More generally, she says that the timing of the report, being published while most charities are in the middle of responding to the pandemic, means that important messages could be missed.
“There is a lot in this report that is really worth discussing,” she says, but cautions: “Everyone is still so focused on responding to the current situation and thinking about how we can plan going forward and sustainability for the next year that there may not be the headspace for these conversations.”
The Commission also asked the public for their views on the “collective responsibility” charities have to uphold the sector’s reputation.
Nearly two-thirds of the public agree that charities have this responsibility, leading the Commission to argue: “In the public mind, charities are all in this together.”
This may well be true for larger charities with a high-profile, but it seems like a big ask for smaller charities. It would help if the Commission could expand on what it really means by this, otherwise it risks adding to the burden of charities that are already struggling with shrinking incomes and rising demands on their time.
For example, what practical things should a local animal sanctuary be doing to uphold the trust in the healthcare giant down the road?
Future of the Commission
Finally, the Commission uses this research to make the case for expanding its own remit beyond its legal duties.
It cites the survey finding that 53% of the public want to see the regulator ensure that charities “fulfil their wider responsibilities to society rather than just making sure they stick to the letter of the law”.
Baroness Stowell, chair of the Commission, went a bit further in an opinion article for the Times, suggesting that there should be wide review of how charities are registered and de-registered.
The Commission has not set out any detail as to what this could mean, but experts believe this would require changes to charity law, which frankly seems unlikely at the moment.
The regulator’s desire to move beyond its legal remit provokes concern among some.
Kristiana Wrixon, head of policy at ACEVO, criticised the Commission in a blog this week, saying that that the question was “leading”.

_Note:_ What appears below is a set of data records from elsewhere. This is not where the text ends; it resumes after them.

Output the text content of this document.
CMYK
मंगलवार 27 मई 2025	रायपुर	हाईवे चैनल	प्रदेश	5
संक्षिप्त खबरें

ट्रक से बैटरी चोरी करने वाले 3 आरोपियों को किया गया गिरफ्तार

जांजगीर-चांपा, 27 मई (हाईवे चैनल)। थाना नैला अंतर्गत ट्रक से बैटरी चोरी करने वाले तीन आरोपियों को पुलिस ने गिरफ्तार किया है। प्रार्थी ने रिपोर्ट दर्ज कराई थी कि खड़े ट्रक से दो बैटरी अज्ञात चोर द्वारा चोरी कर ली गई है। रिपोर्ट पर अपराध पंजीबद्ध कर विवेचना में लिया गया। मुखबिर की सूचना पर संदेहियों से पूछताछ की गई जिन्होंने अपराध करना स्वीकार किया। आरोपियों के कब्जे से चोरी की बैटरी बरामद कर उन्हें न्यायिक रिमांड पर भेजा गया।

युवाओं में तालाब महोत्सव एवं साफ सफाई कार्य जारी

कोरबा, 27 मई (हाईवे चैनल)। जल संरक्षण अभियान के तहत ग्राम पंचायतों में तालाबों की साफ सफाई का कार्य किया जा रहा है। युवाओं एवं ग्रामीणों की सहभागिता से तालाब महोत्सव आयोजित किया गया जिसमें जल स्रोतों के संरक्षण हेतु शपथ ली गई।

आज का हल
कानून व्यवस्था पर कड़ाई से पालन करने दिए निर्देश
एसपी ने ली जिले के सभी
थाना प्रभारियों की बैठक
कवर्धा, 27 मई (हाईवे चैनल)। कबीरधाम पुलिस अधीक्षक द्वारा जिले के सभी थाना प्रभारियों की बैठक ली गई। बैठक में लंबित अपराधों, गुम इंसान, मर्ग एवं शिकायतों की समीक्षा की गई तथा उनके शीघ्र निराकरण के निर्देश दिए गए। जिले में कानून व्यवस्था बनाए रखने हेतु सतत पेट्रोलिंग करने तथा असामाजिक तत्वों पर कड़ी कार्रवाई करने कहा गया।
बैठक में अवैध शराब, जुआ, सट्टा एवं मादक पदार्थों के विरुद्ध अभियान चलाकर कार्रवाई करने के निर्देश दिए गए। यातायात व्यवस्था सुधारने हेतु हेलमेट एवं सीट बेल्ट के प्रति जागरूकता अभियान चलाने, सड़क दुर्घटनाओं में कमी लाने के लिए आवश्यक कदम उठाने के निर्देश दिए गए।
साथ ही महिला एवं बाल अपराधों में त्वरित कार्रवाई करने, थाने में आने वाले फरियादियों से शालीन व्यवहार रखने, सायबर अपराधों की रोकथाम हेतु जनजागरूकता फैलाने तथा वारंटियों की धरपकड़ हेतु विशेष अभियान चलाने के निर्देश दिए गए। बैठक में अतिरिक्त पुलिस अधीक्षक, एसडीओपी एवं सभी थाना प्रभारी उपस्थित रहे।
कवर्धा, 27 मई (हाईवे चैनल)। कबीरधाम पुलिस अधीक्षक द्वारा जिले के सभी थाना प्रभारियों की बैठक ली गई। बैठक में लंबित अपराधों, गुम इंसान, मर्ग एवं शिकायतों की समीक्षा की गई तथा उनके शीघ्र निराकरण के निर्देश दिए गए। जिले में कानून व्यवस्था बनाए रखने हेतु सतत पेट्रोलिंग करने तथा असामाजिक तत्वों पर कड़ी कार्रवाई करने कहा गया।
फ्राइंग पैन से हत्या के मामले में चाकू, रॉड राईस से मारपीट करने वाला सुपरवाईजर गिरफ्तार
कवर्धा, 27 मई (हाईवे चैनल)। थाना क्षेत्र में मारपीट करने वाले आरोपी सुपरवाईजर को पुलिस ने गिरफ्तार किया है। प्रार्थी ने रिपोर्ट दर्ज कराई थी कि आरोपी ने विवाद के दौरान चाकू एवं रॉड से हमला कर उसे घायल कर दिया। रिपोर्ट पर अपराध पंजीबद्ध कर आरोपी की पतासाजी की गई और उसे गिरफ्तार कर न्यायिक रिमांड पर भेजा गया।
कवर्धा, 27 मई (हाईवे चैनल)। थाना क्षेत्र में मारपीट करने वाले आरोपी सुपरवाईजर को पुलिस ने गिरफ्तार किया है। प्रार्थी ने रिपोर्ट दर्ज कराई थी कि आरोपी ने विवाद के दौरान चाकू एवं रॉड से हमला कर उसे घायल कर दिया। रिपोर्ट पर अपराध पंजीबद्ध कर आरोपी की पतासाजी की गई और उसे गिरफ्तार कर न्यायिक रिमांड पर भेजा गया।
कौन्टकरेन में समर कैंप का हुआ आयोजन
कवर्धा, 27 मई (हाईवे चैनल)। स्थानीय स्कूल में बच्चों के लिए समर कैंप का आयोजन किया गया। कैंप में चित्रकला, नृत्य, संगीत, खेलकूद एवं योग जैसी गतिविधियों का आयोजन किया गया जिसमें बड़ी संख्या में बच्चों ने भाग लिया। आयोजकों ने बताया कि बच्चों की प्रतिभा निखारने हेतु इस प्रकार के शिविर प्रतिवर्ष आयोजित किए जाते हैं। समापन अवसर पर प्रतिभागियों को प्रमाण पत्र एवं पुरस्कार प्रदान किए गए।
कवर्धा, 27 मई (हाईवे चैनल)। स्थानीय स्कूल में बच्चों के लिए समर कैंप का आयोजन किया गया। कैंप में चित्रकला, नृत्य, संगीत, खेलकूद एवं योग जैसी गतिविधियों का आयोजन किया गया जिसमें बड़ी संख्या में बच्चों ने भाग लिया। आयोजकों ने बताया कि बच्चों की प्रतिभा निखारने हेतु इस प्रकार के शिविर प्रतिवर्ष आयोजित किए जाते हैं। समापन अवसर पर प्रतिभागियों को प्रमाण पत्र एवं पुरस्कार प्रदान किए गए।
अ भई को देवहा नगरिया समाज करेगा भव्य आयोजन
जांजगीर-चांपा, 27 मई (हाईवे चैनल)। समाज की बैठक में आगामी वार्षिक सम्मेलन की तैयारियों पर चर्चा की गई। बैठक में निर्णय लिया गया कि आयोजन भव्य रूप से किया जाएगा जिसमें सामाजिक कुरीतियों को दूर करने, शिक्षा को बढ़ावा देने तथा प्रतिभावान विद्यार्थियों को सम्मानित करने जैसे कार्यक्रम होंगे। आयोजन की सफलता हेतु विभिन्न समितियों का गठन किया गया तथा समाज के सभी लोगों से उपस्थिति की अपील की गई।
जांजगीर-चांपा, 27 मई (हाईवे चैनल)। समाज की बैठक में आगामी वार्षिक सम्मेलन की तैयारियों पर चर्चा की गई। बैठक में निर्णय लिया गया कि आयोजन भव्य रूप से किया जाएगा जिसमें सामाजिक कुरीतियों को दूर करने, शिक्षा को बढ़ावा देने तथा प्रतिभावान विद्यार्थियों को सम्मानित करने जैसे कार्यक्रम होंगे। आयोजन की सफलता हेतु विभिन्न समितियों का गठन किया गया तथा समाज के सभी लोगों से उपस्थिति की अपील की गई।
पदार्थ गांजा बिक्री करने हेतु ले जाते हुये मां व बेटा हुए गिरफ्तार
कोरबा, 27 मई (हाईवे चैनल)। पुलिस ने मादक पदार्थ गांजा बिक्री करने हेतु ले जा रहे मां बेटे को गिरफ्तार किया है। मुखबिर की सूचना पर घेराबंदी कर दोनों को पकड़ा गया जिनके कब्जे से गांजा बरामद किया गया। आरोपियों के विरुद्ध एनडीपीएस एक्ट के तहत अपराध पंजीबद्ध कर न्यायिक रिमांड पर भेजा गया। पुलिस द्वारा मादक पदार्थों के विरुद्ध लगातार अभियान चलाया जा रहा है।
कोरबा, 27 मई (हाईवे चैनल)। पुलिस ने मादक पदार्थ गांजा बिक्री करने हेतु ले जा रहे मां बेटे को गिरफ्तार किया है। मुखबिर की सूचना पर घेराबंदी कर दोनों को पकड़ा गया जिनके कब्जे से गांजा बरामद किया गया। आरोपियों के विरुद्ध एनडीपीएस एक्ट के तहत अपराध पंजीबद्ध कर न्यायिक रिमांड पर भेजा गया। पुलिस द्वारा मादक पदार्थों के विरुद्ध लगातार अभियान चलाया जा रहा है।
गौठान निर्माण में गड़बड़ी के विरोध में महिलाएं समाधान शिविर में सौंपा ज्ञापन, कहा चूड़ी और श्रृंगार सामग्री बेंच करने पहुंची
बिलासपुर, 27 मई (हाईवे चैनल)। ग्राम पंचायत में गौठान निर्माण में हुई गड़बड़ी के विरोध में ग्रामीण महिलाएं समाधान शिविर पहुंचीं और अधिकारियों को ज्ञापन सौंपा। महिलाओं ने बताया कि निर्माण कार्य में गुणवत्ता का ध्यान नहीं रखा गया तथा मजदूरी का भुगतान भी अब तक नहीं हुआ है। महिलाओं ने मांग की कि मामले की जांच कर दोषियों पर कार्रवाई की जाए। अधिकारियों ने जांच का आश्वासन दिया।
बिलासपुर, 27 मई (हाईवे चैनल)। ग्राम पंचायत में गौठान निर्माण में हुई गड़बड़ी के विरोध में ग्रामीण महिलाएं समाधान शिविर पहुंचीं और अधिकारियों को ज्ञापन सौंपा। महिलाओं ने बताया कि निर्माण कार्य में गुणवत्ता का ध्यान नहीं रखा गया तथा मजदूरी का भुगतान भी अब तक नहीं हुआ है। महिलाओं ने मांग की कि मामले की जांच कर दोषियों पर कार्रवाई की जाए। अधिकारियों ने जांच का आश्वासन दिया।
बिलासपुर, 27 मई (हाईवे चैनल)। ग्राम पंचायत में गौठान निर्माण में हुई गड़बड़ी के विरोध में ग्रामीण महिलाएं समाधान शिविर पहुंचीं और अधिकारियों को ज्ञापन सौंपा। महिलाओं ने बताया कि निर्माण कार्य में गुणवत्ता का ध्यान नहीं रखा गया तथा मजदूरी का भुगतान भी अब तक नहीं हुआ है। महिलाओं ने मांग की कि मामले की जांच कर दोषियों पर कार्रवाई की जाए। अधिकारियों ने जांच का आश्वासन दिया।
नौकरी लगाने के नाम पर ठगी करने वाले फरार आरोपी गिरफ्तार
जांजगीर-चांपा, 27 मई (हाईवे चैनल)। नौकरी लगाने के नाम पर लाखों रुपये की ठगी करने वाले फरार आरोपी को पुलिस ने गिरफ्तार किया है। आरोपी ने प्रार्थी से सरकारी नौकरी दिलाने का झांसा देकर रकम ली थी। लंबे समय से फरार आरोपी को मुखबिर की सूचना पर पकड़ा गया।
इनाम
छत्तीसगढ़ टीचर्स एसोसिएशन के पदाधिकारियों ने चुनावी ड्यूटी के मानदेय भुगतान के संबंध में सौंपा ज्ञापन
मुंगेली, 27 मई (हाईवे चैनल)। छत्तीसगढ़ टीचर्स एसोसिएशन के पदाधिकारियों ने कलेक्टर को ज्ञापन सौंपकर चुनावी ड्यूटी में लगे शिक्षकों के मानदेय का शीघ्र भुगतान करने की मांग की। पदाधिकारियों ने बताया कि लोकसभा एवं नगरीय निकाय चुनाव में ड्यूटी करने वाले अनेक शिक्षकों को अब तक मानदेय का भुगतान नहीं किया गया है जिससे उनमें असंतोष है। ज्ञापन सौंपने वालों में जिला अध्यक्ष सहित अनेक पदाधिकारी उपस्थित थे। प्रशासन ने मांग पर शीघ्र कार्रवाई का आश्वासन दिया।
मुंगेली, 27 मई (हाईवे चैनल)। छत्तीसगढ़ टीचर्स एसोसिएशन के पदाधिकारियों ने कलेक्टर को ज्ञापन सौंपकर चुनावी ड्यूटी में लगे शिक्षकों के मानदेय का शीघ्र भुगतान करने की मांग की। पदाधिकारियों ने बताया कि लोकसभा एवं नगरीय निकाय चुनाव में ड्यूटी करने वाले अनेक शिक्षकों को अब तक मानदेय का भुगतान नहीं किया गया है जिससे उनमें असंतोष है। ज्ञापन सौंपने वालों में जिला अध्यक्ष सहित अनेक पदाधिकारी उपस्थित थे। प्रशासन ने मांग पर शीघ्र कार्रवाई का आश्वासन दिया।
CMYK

She adds: “The report doesn’t contain any reflections on who would get to decide the ‘wider responsibilities’ to society. This raises the question of whether the Commission is positioning itself to make that kind of decision.”
How useful is it?
So, in summary, some of the headline findings may already out of date. However, there are some useful insights as to what the public expects, which should help charity leaders in forming strategic priorities (that is if they find time to read them).
There are also clear indications about the Commission’s own future intentions that charities should be alert to.
A line that said "only 16% of respondents said that it is important that charities treat their employees well" has been removed. Respondents were asked to select the top three factors they considered important, and 16% said "treating employees well".